I think many people find that Preview.app does everything they ever wanted to do with PDFs. It really is surprisingly capable. It's also fast and far less convoluted than most PDF tools I have seen.
And of course it comes free with every Mac, which often makes it "best" in terms of value for money.
It doesn't help that many PDF editors (including the two you mentioned) are full of the most ridiculous pricing shenanigans.
Pages and pages of dark patterns with the sole purpose of misleading people into buying some "plan" that nobody could possibly want at prices more expensive than the entire Microsoft Office suite.
The Foxit PDF Editor product page is one example (not the worst by far). It suggests prominently that you have to buy an annual subscription ($109 to $159 p.a unless you can live with the cloud option for $59 p.a). Microsoft Office 365 Personal is $69.99 p.a including 1TB cloud storage.
But it says "for Windows" and at the top of the page, there's a promotion saying "Get up to 1 year subscription - free when you switch to Nitro". So there is a subscription after all?
If you keep scrolling down to the FAQ and there's a question asking:
"Is Nitro available as a subscription or a one-time purchase?
Nitro Pro, ideal for individuals and small to medium sized teams, is available as an annual subscription."
No mention of a one-time purchase option. So which is it? I'm confused. Is this "one-time purchase" a perpetual license or does it stop working after a year?

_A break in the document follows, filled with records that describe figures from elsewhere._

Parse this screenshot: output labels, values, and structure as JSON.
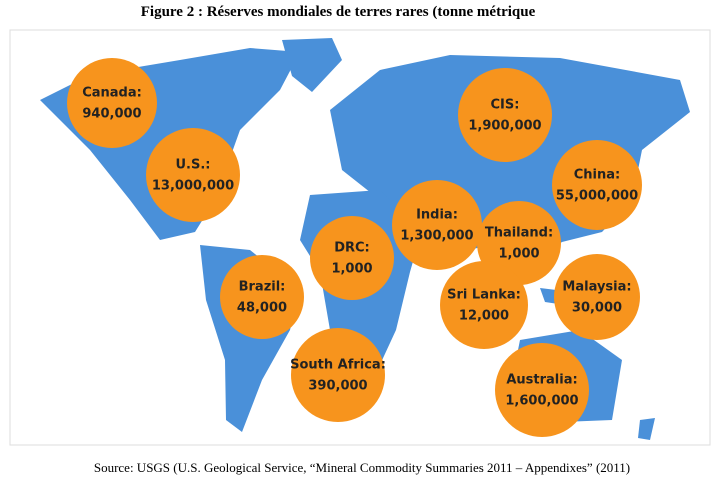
{
  "title": "Figure 2 : Réserves mondiales de terres rares (tonne métrique",
  "source": "Source: USGS (U.S. Geological Service, “Mineral Commodity Summaries 2011 – Appendixes” (2011)",
  "regions": [
    {
      "name": "Canada:",
      "value": "940,000"
    },
    {
      "name": "U.S.:",
      "value": "13,000,000"
    },
    {
      "name": "CIS:",
      "value": "1,900,000"
    },
    {
      "name": "China:",
      "value": "55,000,000"
    },
    {
      "name": "India:",
      "value": "1,300,000"
    },
    {
      "name": "Thailand:",
      "value": "1,000"
    },
    {
      "name": "DRC:",
      "value": "1,000"
    },
    {
      "name": "Brazil:",
      "value": "48,000"
    },
    {
      "name": "Sri Lanka:",
      "value": "12,000"
    },
    {
      "name": "Malaysia:",
      "value": "30,000"
    },
    {
      "name": "South Africa:",
      "value": "390,000"
    },
    {
      "name": "Australia:",
      "value": "1,600,000"
    }
  ]
}
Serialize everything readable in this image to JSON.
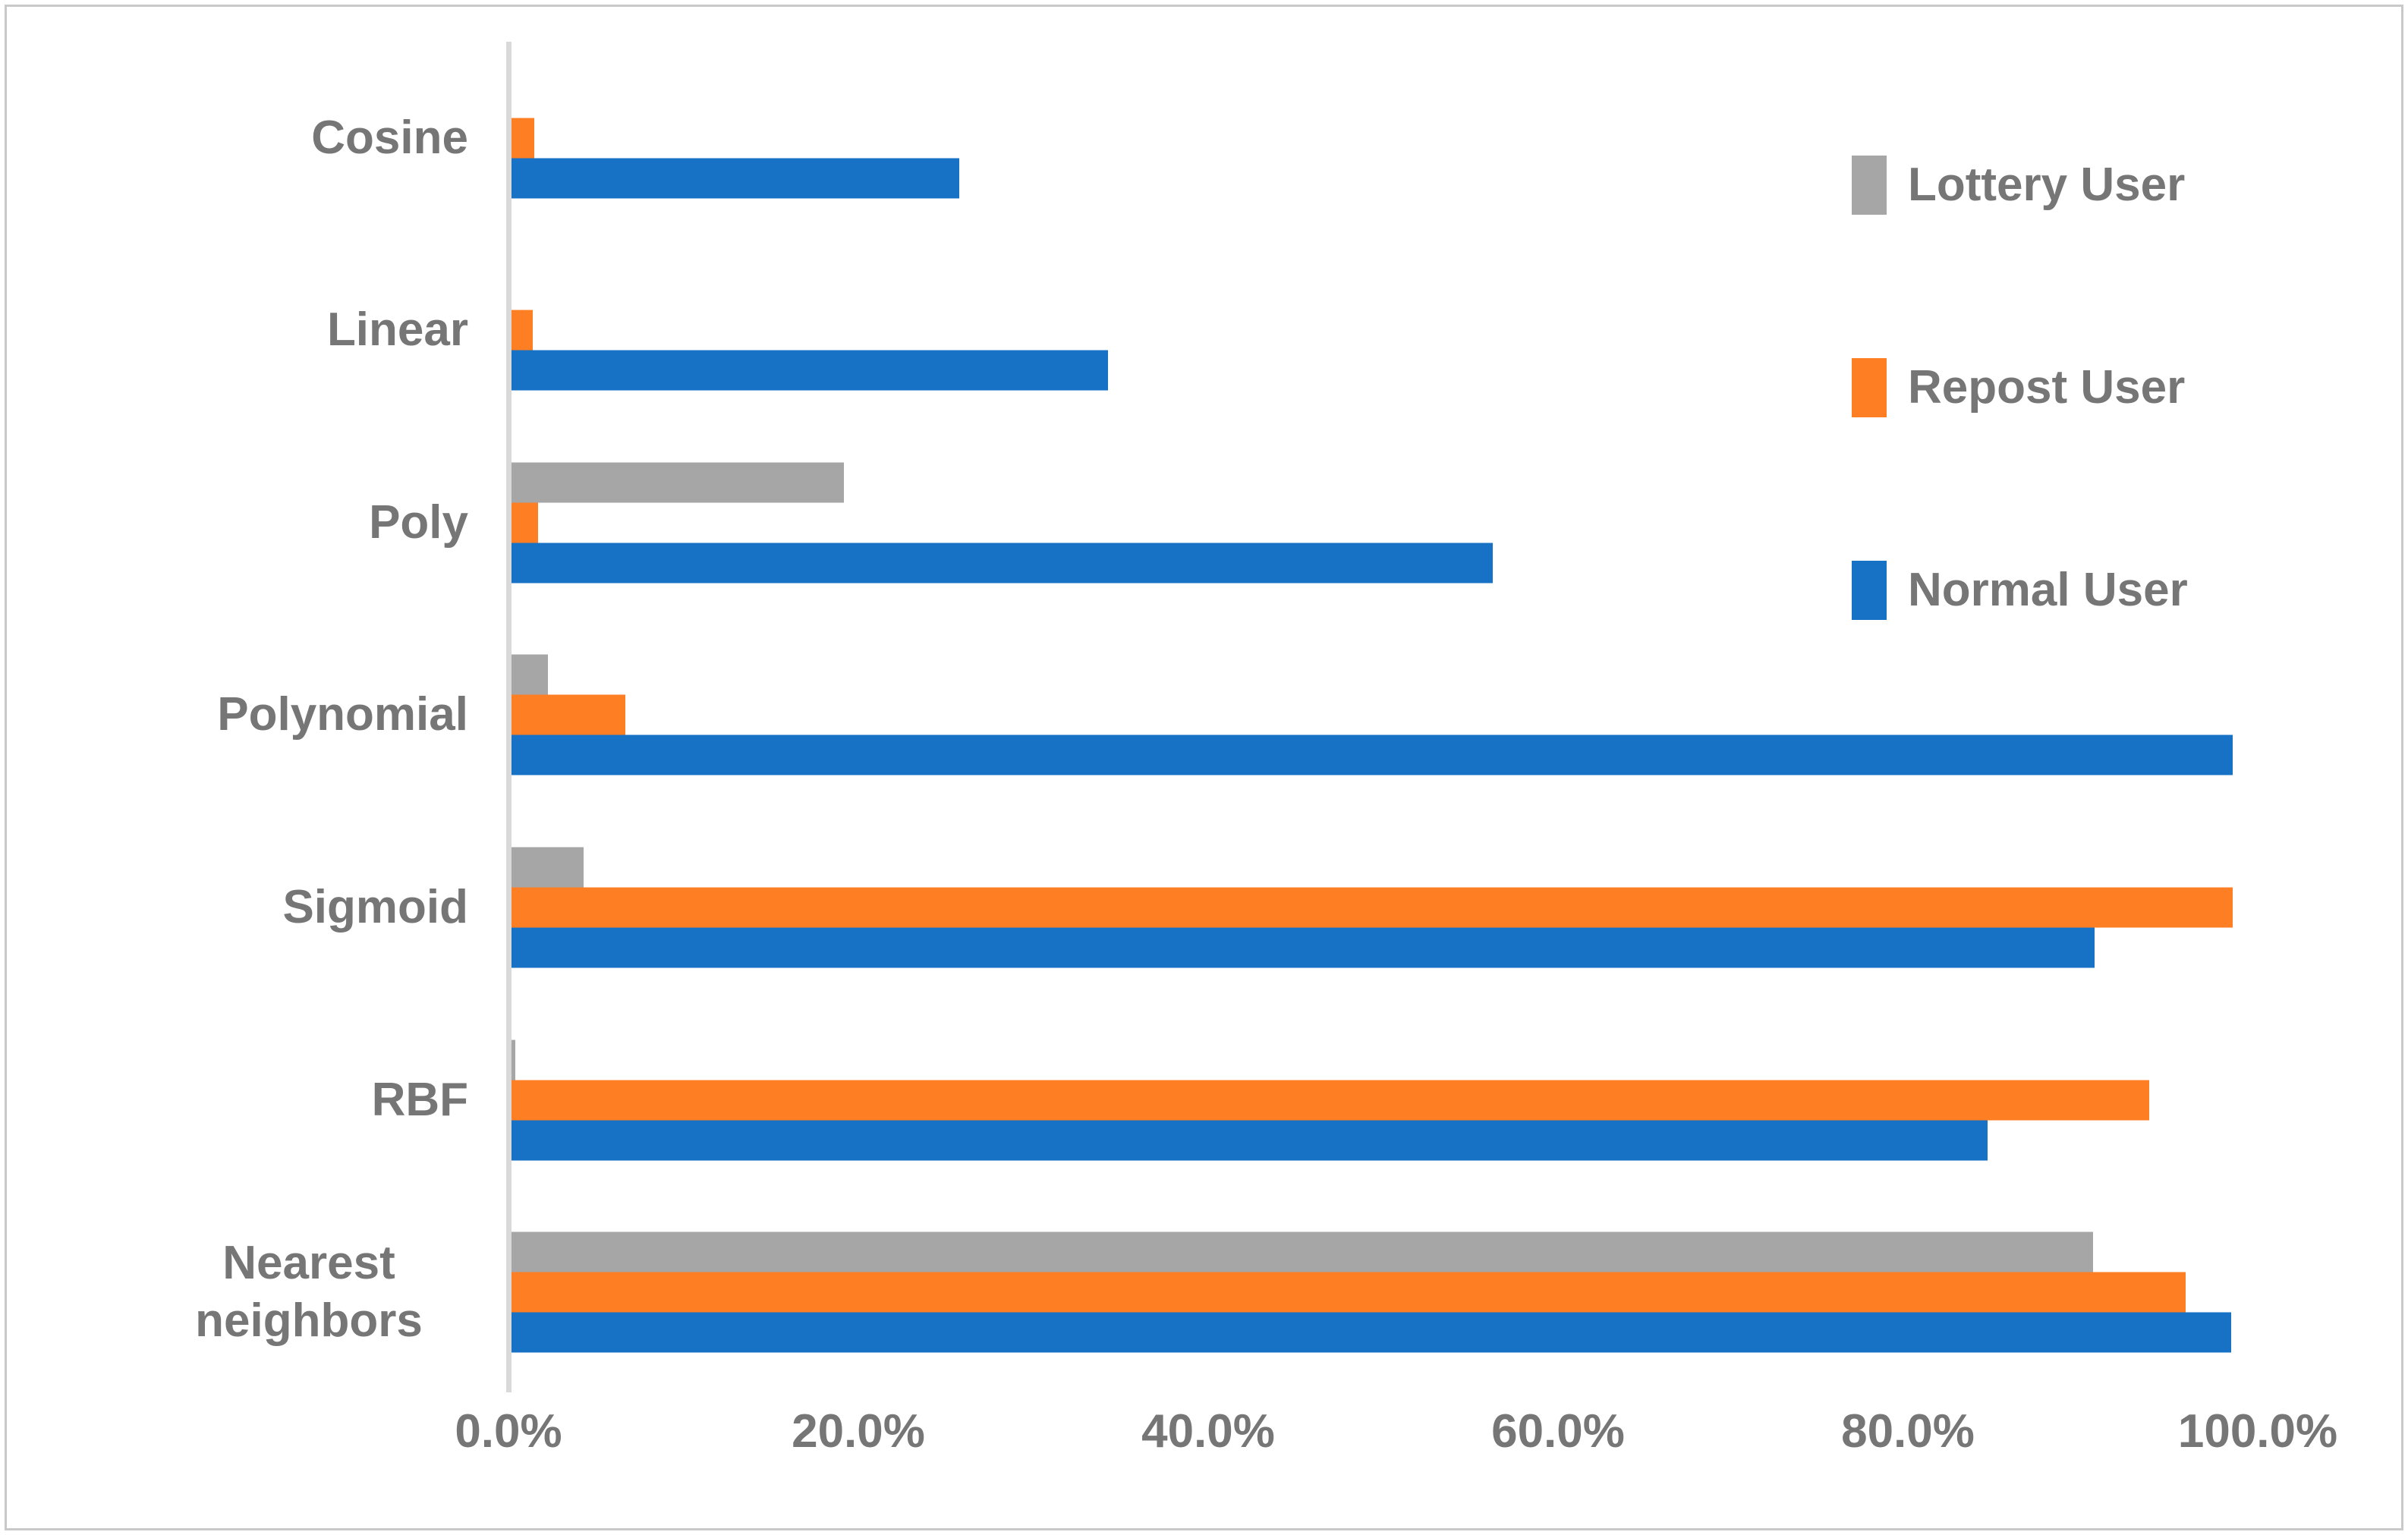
{
  "figure": {
    "background": "#FFFFFF",
    "border_color": "#C9C9C9",
    "text_color": "#767676",
    "axis_line_color": "#D9D9D9"
  },
  "chart_data": {
    "type": "bar",
    "orientation": "horizontal",
    "title": "",
    "xlabel": "",
    "ylabel": "",
    "categories": [
      "Cosine",
      "Linear",
      "Poly",
      "Polynomial",
      "Sigmoid",
      "RBF",
      "Nearest neighbors"
    ],
    "series": [
      {
        "name": "Lottery User",
        "color": "#A6A6A6",
        "values": [
          0,
          0,
          19.0,
          2.1,
          4.1,
          0.2,
          90.4
        ]
      },
      {
        "name": "Repost User",
        "color": "#FD7E23",
        "values": [
          1.3,
          1.2,
          1.5,
          6.5,
          98.4,
          93.6,
          95.7
        ]
      },
      {
        "name": "Normal User",
        "color": "#1772C6",
        "values": [
          25.6,
          34.1,
          56.1,
          98.4,
          90.5,
          84.4,
          98.3
        ]
      }
    ],
    "bar_group_order_top_to_bottom": [
      "Lottery User",
      "Repost User",
      "Normal User"
    ],
    "x_axis": {
      "min": 0,
      "max": 100,
      "tick_values": [
        0,
        20,
        40,
        60,
        80,
        100
      ],
      "tick_labels": [
        "0.0%",
        "20.0%",
        "40.0%",
        "60.0%",
        "80.0%",
        "100.0%"
      ]
    },
    "grid": "off",
    "legend": {
      "position": "top-right",
      "entries": [
        "Lottery User",
        "Repost User",
        "Normal User"
      ]
    }
  }
}
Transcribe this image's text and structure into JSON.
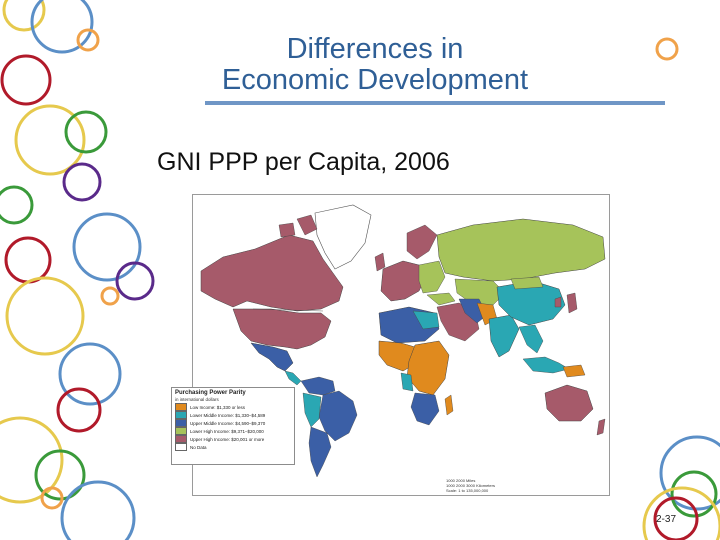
{
  "slide": {
    "title_line1": "Differences in",
    "title_line2": "Economic Development",
    "subtitle": "GNI PPP per Capita, 2006",
    "page_number": "2-37",
    "accent_colors": [
      "#2f5f96",
      "#6f96c6",
      "#b11a2a",
      "#f0a24a",
      "#e8d25a",
      "#5b8fc7",
      "#3a9a3a",
      "#5a2a8a"
    ]
  },
  "map": {
    "legend": {
      "title": "Purchasing Power Parity",
      "subtitle": "in international dollars",
      "items": [
        {
          "label": "Low Income: $1,330 or less",
          "color": "#e08a1e"
        },
        {
          "label": "Lower Middle Income: $1,330–$4,589",
          "color": "#2aa7b3"
        },
        {
          "label": "Upper Middle Income: $4,590–$9,370",
          "color": "#3b5fa6"
        },
        {
          "label": "Lower High Income: $9,371–$20,000",
          "color": "#a6c35a"
        },
        {
          "label": "Upper High Income: $20,001 or more",
          "color": "#a65a6a"
        },
        {
          "label": "No Data",
          "color": "#ffffff"
        }
      ]
    },
    "scale_text": "Scale: 1 to 135,000,000",
    "scale_ticks": [
      "1000",
      "2000 Miles",
      "1000",
      "2000",
      "3000 Kilometers"
    ]
  }
}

These are certainly not the most egregious examples of pricing shenanigans. But given the recent history of companies going subscription-only, this is enough uncertainty for me not to buy.
For annotating and adding a hand drawn signature to PDFs, preview really is the best: lightweight, straightforward, free, comes with the OS. I don’t know any comparable app for Linux (or windows although I rarely use it)
> perhaps because NextStep, its roots, used PostScript natively?
And OS X and its successors use Display PDF natively, which is why it is trivial to save almost anything that can be displayed into a PDF file. The PDF stack that Preview.app leverages is a foundation of the OS itself.